Food and holidays go hand-in-hand in my memory. Either Daddy was sending me to the kitchen to help Mama, or Mama was sending me back to the Living Room (or more likely "Outside") to get out from under her feet. The kitchen became a sacred hub of activity. Unfortunately in my family, this was Women's sacred space. Men's sacred space seemed to be parked in the living room in front of the t.v. or working somewhere other than the kitchen. This caused problems for me. It rankled.
Unless the food preparation had icing to squeeze through tubes into edible masterpieces or colored sugar sprinkles or edible BB's, I wasn't interested. I would rather rake leaves, weave bird's nests from fallen pine needles, climb trees, draw, write, read, play hide and seek and freeze tag, explore the woods, glue paper together, rummage through the trash can for objects to meld into some semblance of something approaching art, play football, or deconstruct my room.
The problem was compounded by my innate sense of right and wrong, of inequality and justice. I was usually sent to the kitchen with a tone that spoke as loudly as the words. The statement or implication was that because I had a uterus, I existed to feed those with penises. Being sent to the kitchen because I was a girl, and possibly because I was a child annoying a parent who wanted me out of the room, did not sit well, because it did not make sense. Not that I've always been sensible. But making sense to me, even in an nonsensical way, seems paramount, at least at times when I want it to.
But this is all a huge detour along the path of my thoughts and one to which I hope to return.
This week I learned from the Family Services Coordinator at my daughter's school that she was getting lots of requests for food for the holidays, more than last year, and more from two-parent-working families than in her memory. These families depend upon the free breakfast and lunch our school provides to feed their children and make ends meet each week. When the children are home all week, the families have to provide these meals. Many are finding they do not have the means to do so.
My daughter's holiday will probably look a lot like mine growing up, only all of us will cook, decorate, make craft projects, work in the yard, and ride the carousel. We try hard to look at everything as a matter of curiosity, a task to be figured out and mastered and not divvied up by anatomy.
I'm looking forward to my daughter being home with me for two weeks, to baking Christmas cookies with icing you squeeze through tubes into edible masterpieces, to hot cider and popcorn to eat and to string for decoration, to taking her outside to fill the bird feeder so that even the birds of the air have food when they come to our yard.
And some mother at my daughter's school is looking to her daughter's/son's holiday homecoming with bittersweet thoughts.
Sure, we can and do provide assistance to these families in many ways.

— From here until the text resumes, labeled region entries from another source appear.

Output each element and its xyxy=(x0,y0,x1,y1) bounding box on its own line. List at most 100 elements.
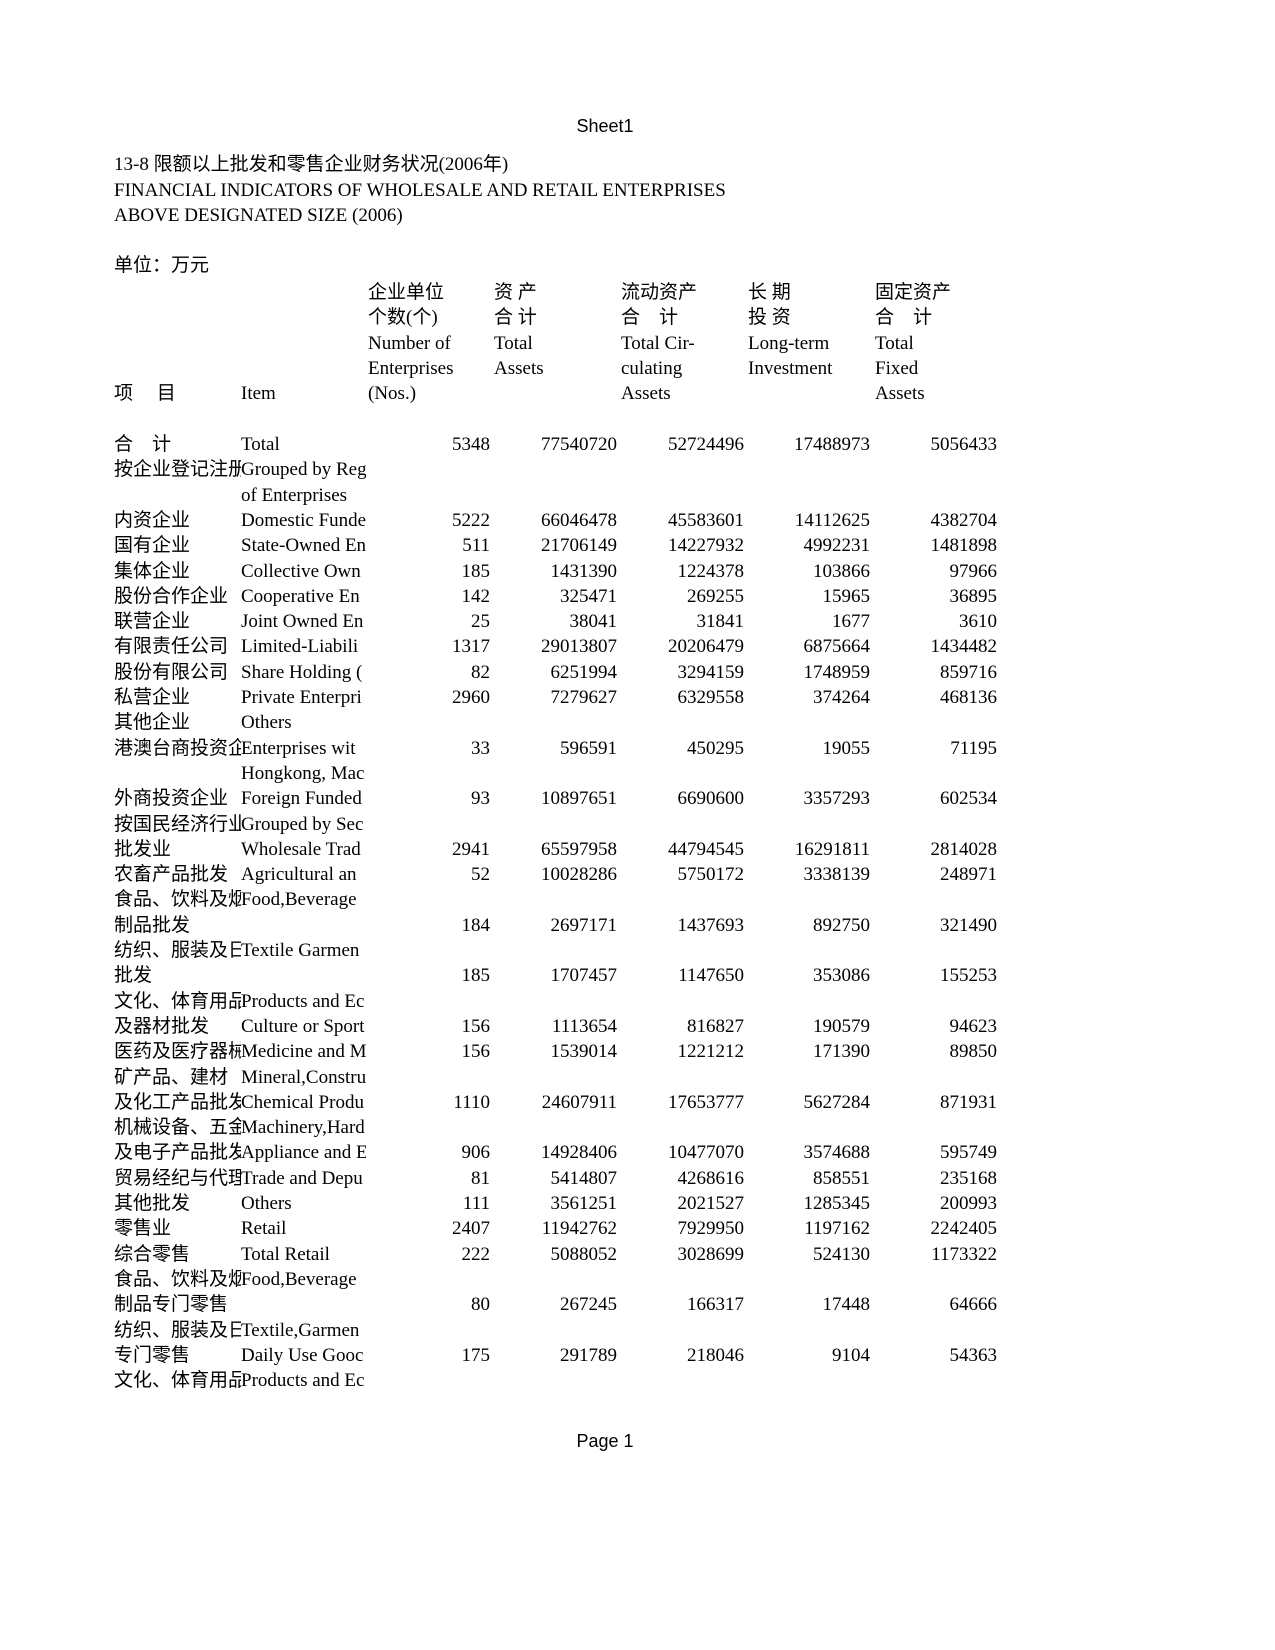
row-value-col5: 94623 xyxy=(949,1015,998,1037)
row-value-col4: 1285345 xyxy=(803,1193,871,1214)
row-value-col5: 2242405 xyxy=(930,1218,998,1240)
row-value-col2: 1431390 xyxy=(550,560,618,582)
row-item-en: Total Retail xyxy=(241,1243,330,1265)
table-row: 食品、饮料及烟 Food,Beverage xyxy=(0,1267,1100,1292)
row-value-col5: 3610 xyxy=(959,611,997,633)
row-value-col3: 6690600 xyxy=(677,788,745,810)
row-value-col4: 103866 xyxy=(813,560,870,582)
row-item-en: Collective Own xyxy=(241,560,361,582)
table-row: 机械设备、五金 Machinery,Hard xyxy=(0,1115,1100,1140)
header-item-en: Item xyxy=(241,383,276,404)
row-value-col1: 81 xyxy=(471,1167,490,1189)
row-item-cn: 文化、体育用品 xyxy=(114,990,241,1012)
row-item-cn: 综合零售 xyxy=(114,1243,191,1265)
row-item-en: Foreign Funded xyxy=(241,788,362,810)
row-value-col3: 3294159 xyxy=(677,661,745,683)
row-value-col3: 166317 xyxy=(687,1294,744,1316)
row-item-en: Chemical Produ xyxy=(241,1091,364,1113)
table-row: 股份有限公司 Share Holding (82 6251994 3294159 174… xyxy=(0,660,1100,685)
row-value-col2: 14928406 xyxy=(541,1142,617,1164)
header-column-5-line: 固定资产 xyxy=(875,282,952,303)
row-item-cn: 矿产品、建材 xyxy=(114,1066,229,1088)
header-column-2-line: 合 计 xyxy=(494,307,537,329)
row-item-en: Others xyxy=(241,1193,292,1214)
row-value-col3: 1224378 xyxy=(677,560,745,582)
row-item-en: Retail xyxy=(241,1218,287,1240)
header-column-3-line: Total Cir- xyxy=(621,332,695,354)
row-item-cn: 及化工产品批发 xyxy=(114,1091,241,1113)
row-item-en: of Enterprises xyxy=(241,484,348,506)
header-column-1-line: 个数(个) xyxy=(368,307,438,329)
header-column-5-line: Assets xyxy=(875,383,925,405)
row-item-cn: 食品、饮料及烟 xyxy=(114,889,241,911)
header-column-1-line: Enterprises xyxy=(368,357,454,379)
row-value-col4: 14112625 xyxy=(794,509,870,531)
row-item-en: Textile Garmen xyxy=(241,940,360,961)
table-row: 贸易经纪与代理 Trade and Depu 81 5414807 4268616 858… xyxy=(0,1166,1100,1191)
row-item-cn: 其他批发 xyxy=(114,1193,191,1214)
row-item-cn: 及器材批发 xyxy=(114,1015,210,1037)
row-item-cn: 国有企业 xyxy=(114,535,191,557)
row-value-col3: 31841 xyxy=(696,611,745,633)
row-value-col3: 816827 xyxy=(687,1015,744,1037)
row-item-en: Medicine and M xyxy=(241,1041,366,1063)
unit-label: 单位：万元 xyxy=(114,255,210,276)
row-value-col5: 602534 xyxy=(940,788,997,810)
row-value-col5: 1434482 xyxy=(930,636,998,658)
table-row: 纺织、服装及日 Textile Garmen xyxy=(0,938,1100,963)
row-item-en: Culture or Sport xyxy=(241,1015,365,1037)
table-row: 专门零售 Daily Use Gooc 175 291789 218046 9104 543… xyxy=(0,1343,1100,1368)
row-item-cn: 股份合作企业 xyxy=(114,585,229,607)
row-item-en: Share Holding ( xyxy=(241,661,363,683)
row-value-col3: 6329558 xyxy=(677,687,745,708)
row-value-col2: 10897651 xyxy=(541,788,617,810)
row-value-col2: 29013807 xyxy=(541,636,617,658)
row-value-col1: 185 xyxy=(461,965,491,987)
row-value-col1: 511 xyxy=(462,535,490,557)
row-value-col5: 36895 xyxy=(949,585,998,607)
header-column-5-line: Total xyxy=(875,332,914,354)
row-value-col3: 10477070 xyxy=(668,1142,744,1164)
row-value-col2: 6251994 xyxy=(550,661,618,683)
row-value-col4: 374264 xyxy=(813,687,870,708)
header-column-4-line: Long-term xyxy=(748,332,830,354)
table-row: Hongkong, Mac xyxy=(0,761,1100,786)
row-value-col2: 5088052 xyxy=(550,1243,618,1265)
table-row: 综合零售 Total Retail 222 5088052 3028699 524130 1… xyxy=(0,1242,1100,1267)
row-value-col1: 5222 xyxy=(452,509,490,531)
row-value-col4: 16291811 xyxy=(794,838,870,860)
row-item-cn: 纺织、服装及日 xyxy=(114,940,241,961)
table-row: 及器材批发 Culture or Sport 156 1113654 816827 190… xyxy=(0,1014,1100,1039)
row-item-en: Appliance and E xyxy=(241,1142,366,1164)
row-value-col2: 596591 xyxy=(560,737,617,759)
row-value-col3: 3028699 xyxy=(677,1243,745,1265)
table-row: 批发 185 1707457 1147650 353086 155253 xyxy=(0,963,1100,988)
table-row: 零售业 Retail 2407 11942762 7929950 1197162 22424… xyxy=(0,1216,1100,1241)
row-value-col2: 24607911 xyxy=(541,1091,617,1113)
table-row: 按企业登记注册 Grouped by Reg xyxy=(0,457,1100,482)
row-value-col3: 17653777 xyxy=(668,1091,744,1113)
row-value-col5: 468136 xyxy=(940,687,997,708)
row-value-col2: 267245 xyxy=(560,1294,617,1316)
row-value-col5: 2814028 xyxy=(930,838,998,860)
row-item-cn: 文化、体育用品 xyxy=(114,1370,241,1392)
row-value-col2: 11942762 xyxy=(541,1218,617,1240)
row-value-col3: 52724496 xyxy=(668,434,744,455)
row-value-col5: 5056433 xyxy=(930,434,998,455)
row-value-col1: 906 xyxy=(461,1142,491,1164)
row-value-col2: 1113654 xyxy=(551,1015,617,1037)
row-value-col2: 77540720 xyxy=(541,434,617,455)
header-column-1-line: Number of xyxy=(368,332,451,354)
row-item-cn: 批发 xyxy=(114,965,153,987)
row-value-col2: 2697171 xyxy=(550,914,618,936)
row-value-col1: 156 xyxy=(461,1015,491,1037)
row-item-cn: 批发业 xyxy=(114,838,172,860)
row-value-col5: 595749 xyxy=(940,1142,997,1164)
row-item-en: Products and Ec xyxy=(241,1370,365,1392)
row-value-col2: 325471 xyxy=(560,585,617,607)
header-column-3-line: culating xyxy=(621,357,683,379)
row-value-col5: 64666 xyxy=(949,1294,998,1316)
row-item-en: Domestic Funde xyxy=(241,509,366,531)
header-column-2-line: 资 产 xyxy=(494,282,537,303)
row-value-col1: 93 xyxy=(471,788,490,810)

But where's the root of this blackberry bush, this scotch broom, this running bamboo? How do we make the world more just, so that every parent can mark the days off the calendar with expectant joy of a child being home for a little while?
The Gospel resounds in my ears this Advent: In as much as you have done it to one of the least of these, you have done it to me... Let's feed each other and let's change the world so that all have enough without having to beg, but even if -- when -- the world becomes completely equitable, let's still feed each other.